Note: Maryland v. King did not question the guilt of the accused, only the constitutionality of the warrant less DNA gathering
The Supreme Court’s June 2013 ruling, upheld the practice of warrant less DNA gathering, citing—among other things—precedent established in a 1969 case (Davis v. Mississippi) challenging the lawfulness and constitutionality of finger printing.
In 1969, fingerprinting—as today’s DNA gathering—used as a biometric method of identification, was in its infancy, and met Supreme Court challenges for violating unreasonable search and seizure rights. Today, most Americans, and our courts, recognize and accept fingerprinting to be a “widely known and practiced” method of identification in government law enforcement circles.
According to Justice Kennedy’s majority opinion (provided above) warrantless gathering of DNA by law enforcement will now become another “widely known and practiced” method of identification in America. Moreover, government law enforcement officials can now gather your DNA involuntarily for investigative purposes benefiting the public good.

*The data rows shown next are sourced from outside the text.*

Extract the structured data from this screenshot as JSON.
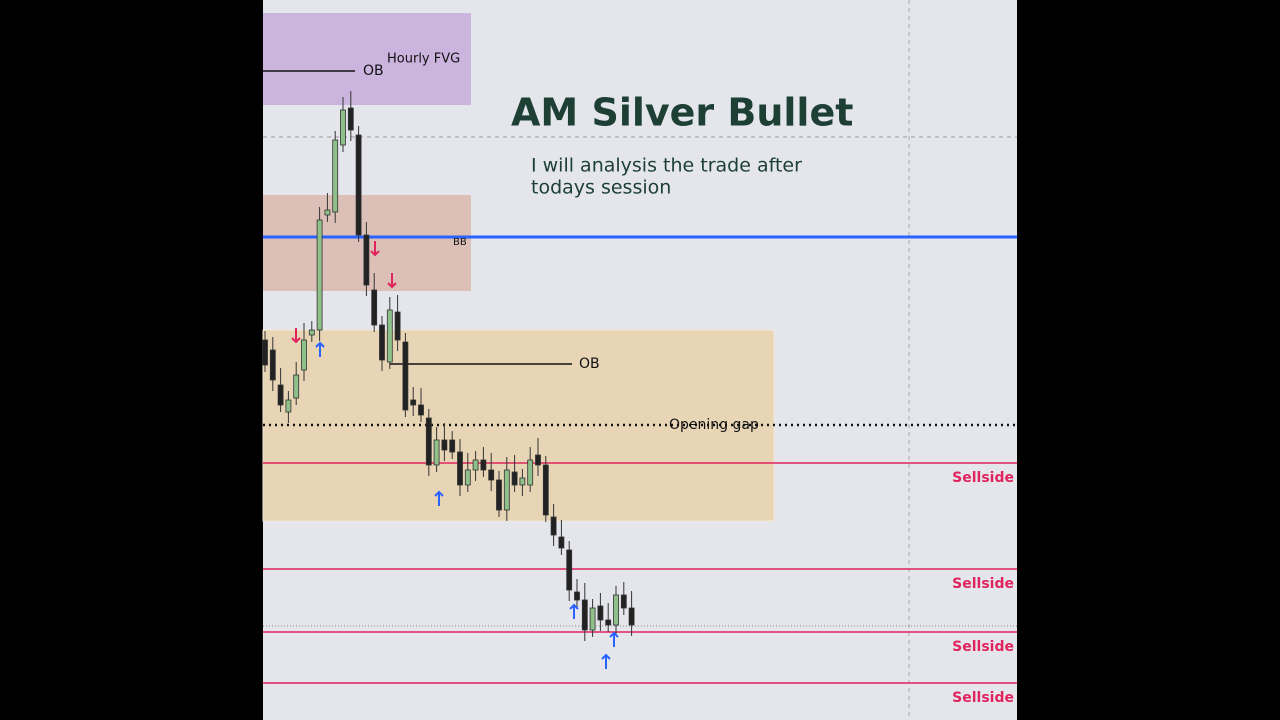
{
  "title": "AM Silver Bullet",
  "subtitle": [
    "I will analysis the trade after",
    "todays session"
  ],
  "annotations": {
    "hourly_fvg": "Hourly FVG",
    "ob_top": "OB",
    "bb": "BB",
    "ob_mid": "OB",
    "opening_gap": "Opening gap"
  },
  "sellside_labels": [
    "Sellside",
    "Sellside",
    "Sellside",
    "Sellside"
  ]
}
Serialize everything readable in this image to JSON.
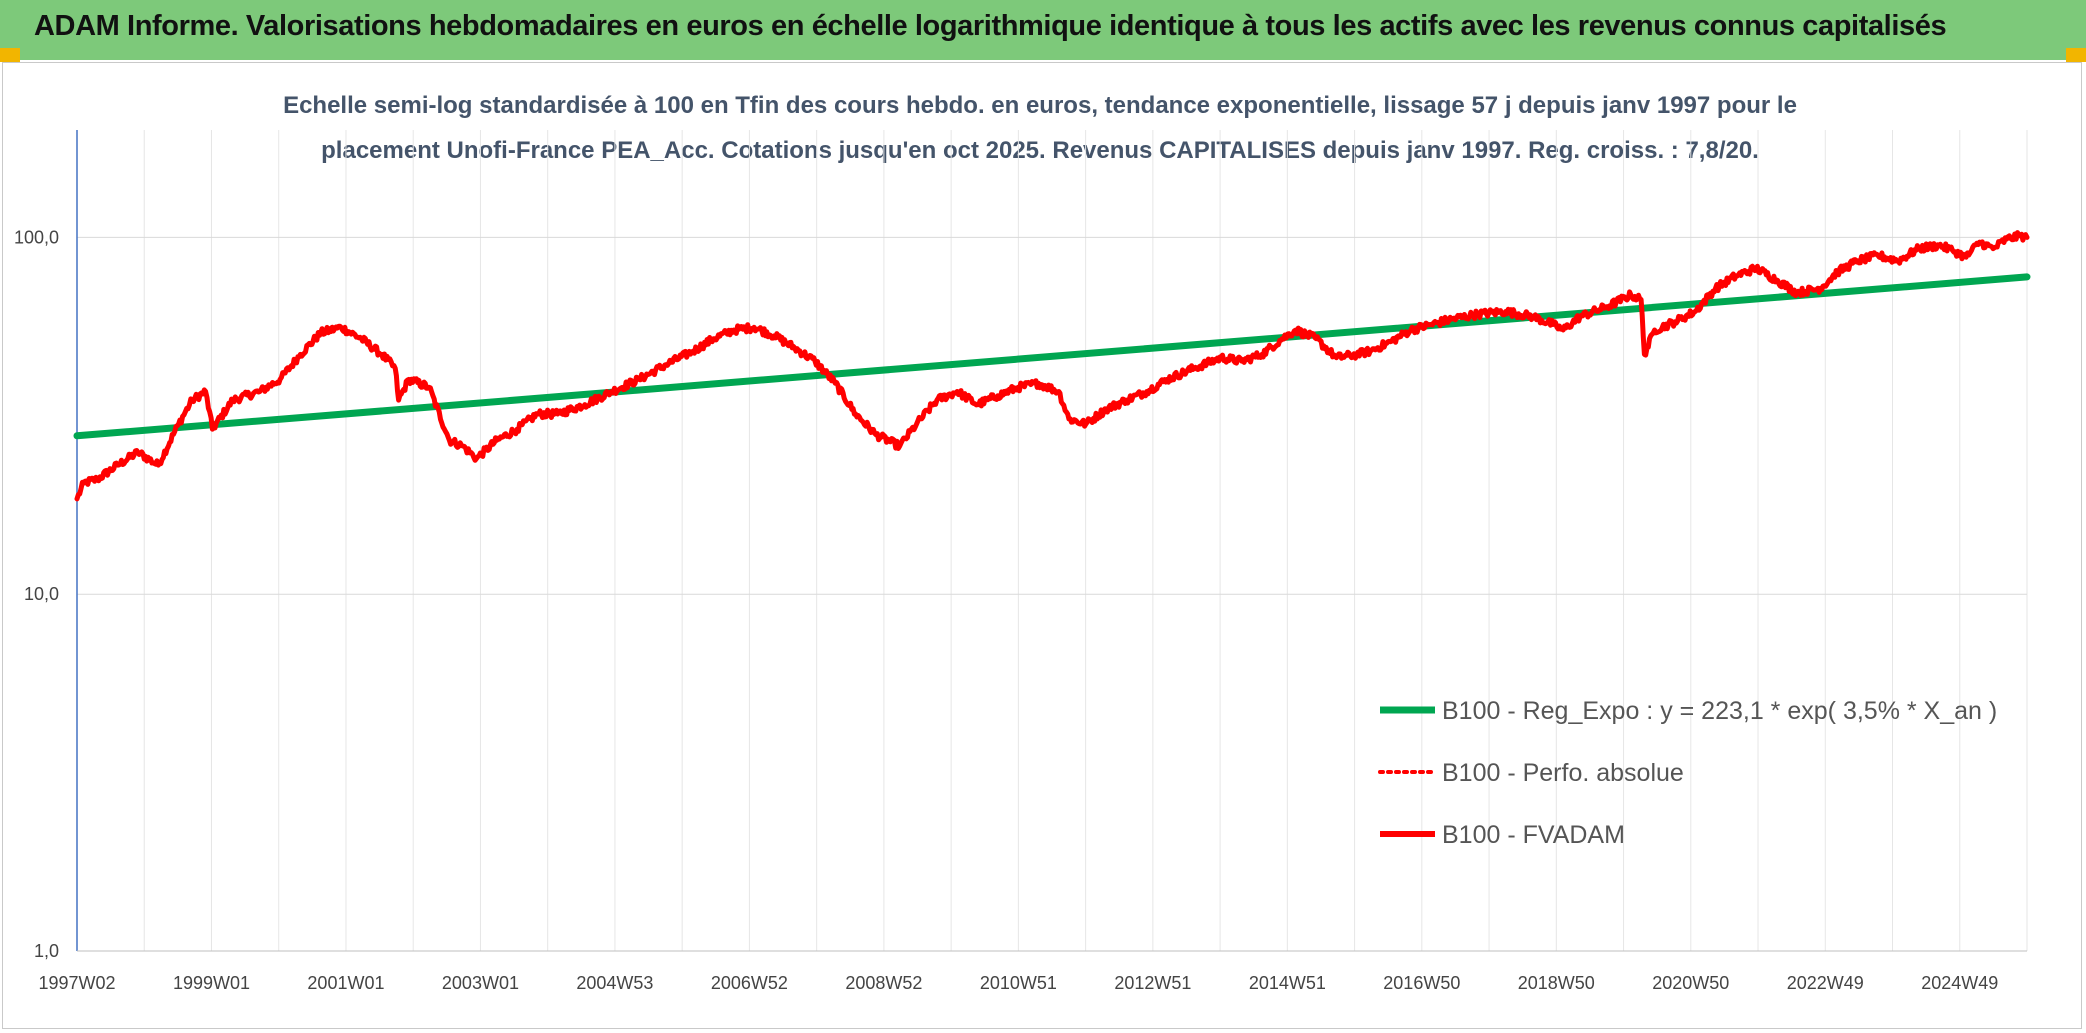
{
  "banner": {
    "title": "ADAM Informe. Valorisations hebdomadaires en euros en échelle logarithmique identique à tous les actifs avec les revenus connus capitalisés",
    "background": "#7dc97a",
    "corner_color": "#f2b500"
  },
  "chart_data": {
    "type": "line",
    "subtitle_line1": "Echelle semi-log standardisée à 100 en Tfin des cours hebdo. en euros, tendance exponentielle, lissage 57 j depuis janv 1997 pour le",
    "subtitle_line2": "placement Unofi-France PEA_Acc. Cotations jusqu'en oct 2025. Revenus CAPITALISES depuis janv 1997. Reg. croiss. : 7,8/20.",
    "y_scale": "log",
    "ylim": [
      1,
      200
    ],
    "y_ticks": [
      "1,0",
      "10,0",
      "100,0"
    ],
    "x_ticks": [
      "1997W02",
      "1999W01",
      "2001W01",
      "2003W01",
      "2004W53",
      "2006W52",
      "2008W52",
      "2010W51",
      "2012W51",
      "2014W51",
      "2016W50",
      "2018W50",
      "2020W50",
      "2022W49",
      "2024W49"
    ],
    "grid": true,
    "legend_position": "bottom-right",
    "series": [
      {
        "name": "B100 - Reg_Expo : y = 223,1 * exp( 3,5% *  X_an )",
        "style": "solid",
        "color": "#00a651",
        "x": [
          1997.0,
          2025.8
        ],
        "y": [
          27.8,
          77.5
        ]
      },
      {
        "name": "B100 - Perfo. absolue",
        "style": "dotted",
        "color": "#ff0000",
        "x": [],
        "y": []
      },
      {
        "name": "B100 - FVADAM",
        "style": "solid",
        "color": "#ff0000",
        "x": [
          1997.0,
          1997.1,
          1997.3,
          1997.6,
          1997.9,
          1998.2,
          1998.5,
          1998.7,
          1998.9,
          1999.0,
          1999.3,
          1999.7,
          2000.0,
          2000.3,
          2000.6,
          2000.9,
          2001.2,
          2001.5,
          2001.7,
          2001.75,
          2001.9,
          2002.2,
          2002.5,
          2002.7,
          2002.9,
          2003.2,
          2003.5,
          2003.8,
          2004.1,
          2004.5,
          2004.9,
          2005.3,
          2005.7,
          2006.1,
          2006.4,
          2006.7,
          2007.0,
          2007.3,
          2007.6,
          2007.9,
          2008.2,
          2008.5,
          2008.8,
          2009.15,
          2009.4,
          2009.7,
          2010.0,
          2010.3,
          2010.6,
          2010.9,
          2011.2,
          2011.5,
          2011.65,
          2011.9,
          2012.2,
          2012.5,
          2012.8,
          2013.1,
          2013.5,
          2013.9,
          2014.2,
          2014.5,
          2014.8,
          2015.0,
          2015.3,
          2015.6,
          2015.9,
          2016.1,
          2016.4,
          2016.7,
          2017.0,
          2017.3,
          2017.7,
          2018.1,
          2018.5,
          2018.8,
          2018.95,
          2019.2,
          2019.6,
          2019.95,
          2020.1,
          2020.15,
          2020.3,
          2020.6,
          2020.9,
          2021.2,
          2021.5,
          2021.8,
          2022.1,
          2022.4,
          2022.75,
          2023.0,
          2023.3,
          2023.6,
          2023.9,
          2024.2,
          2024.5,
          2024.7,
          2024.9,
          2025.1,
          2025.3,
          2025.5,
          2025.7,
          2025.8
        ],
        "y": [
          18.5,
          20.5,
          21.0,
          23.0,
          25.0,
          23.0,
          30.0,
          35.0,
          37.0,
          29.0,
          35.0,
          37.0,
          40.0,
          47.0,
          54.0,
          56.0,
          52.0,
          47.0,
          43.0,
          35.0,
          40.0,
          38.0,
          27.0,
          26.0,
          24.0,
          27.0,
          29.0,
          32.0,
          32.0,
          34.0,
          37.0,
          40.0,
          44.0,
          48.0,
          52.0,
          55.0,
          56.0,
          53.0,
          49.0,
          45.0,
          39.0,
          32.0,
          28.0,
          26.0,
          30.0,
          35.0,
          37.0,
          34.0,
          36.0,
          38.0,
          39.0,
          37.0,
          31.0,
          30.0,
          33.0,
          35.0,
          37.0,
          40.0,
          43.0,
          46.0,
          45.0,
          47.0,
          52.0,
          55.0,
          52.0,
          46.0,
          47.0,
          48.0,
          51.0,
          55.0,
          57.0,
          59.0,
          61.0,
          62.0,
          60.0,
          57.0,
          55.0,
          60.0,
          64.0,
          69.0,
          67.0,
          47.0,
          55.0,
          58.0,
          62.0,
          72.0,
          78.0,
          82.0,
          76.0,
          70.0,
          72.0,
          80.0,
          86.0,
          89.0,
          86.0,
          93.0,
          95.0,
          92.0,
          88.0,
          97.0,
          93.0,
          99.0,
          101.0,
          100.0
        ]
      }
    ]
  }
}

Many Americans will fail to grasp the connection between the Real ID Act, the June 2013 Supreme Courts affirmation of warrant less DNA gathering and the Texas roadblocks reported two days ago. Many will deny that they are slowly being indoctrinated to accept this Supreme Court sanctioned law enforcement technique—much like the Patriot Act and the National Defense Authorization Act—as necessary for public safety, national security and protection from terrorism.
Some will simply brush all of this off as another right wing conspiracy theory.
To quote from our most conservative Supreme Court Justice Antonin Scalia’s dissenting opinion on this historically significant case:
“Make no mistake about it: As an entirely predictable consequence of today’s decision, your DNA can be taken and entered into a national DNA database if you are ever arrested, rightly or wrongly, and for whatever reason.”
The government, once again, is chipping away at us. Incrementally putting America to sleep while they steal our inalienable rights without opposition. Then again, I am just a right wing nut with zero proof or precedent to back it up.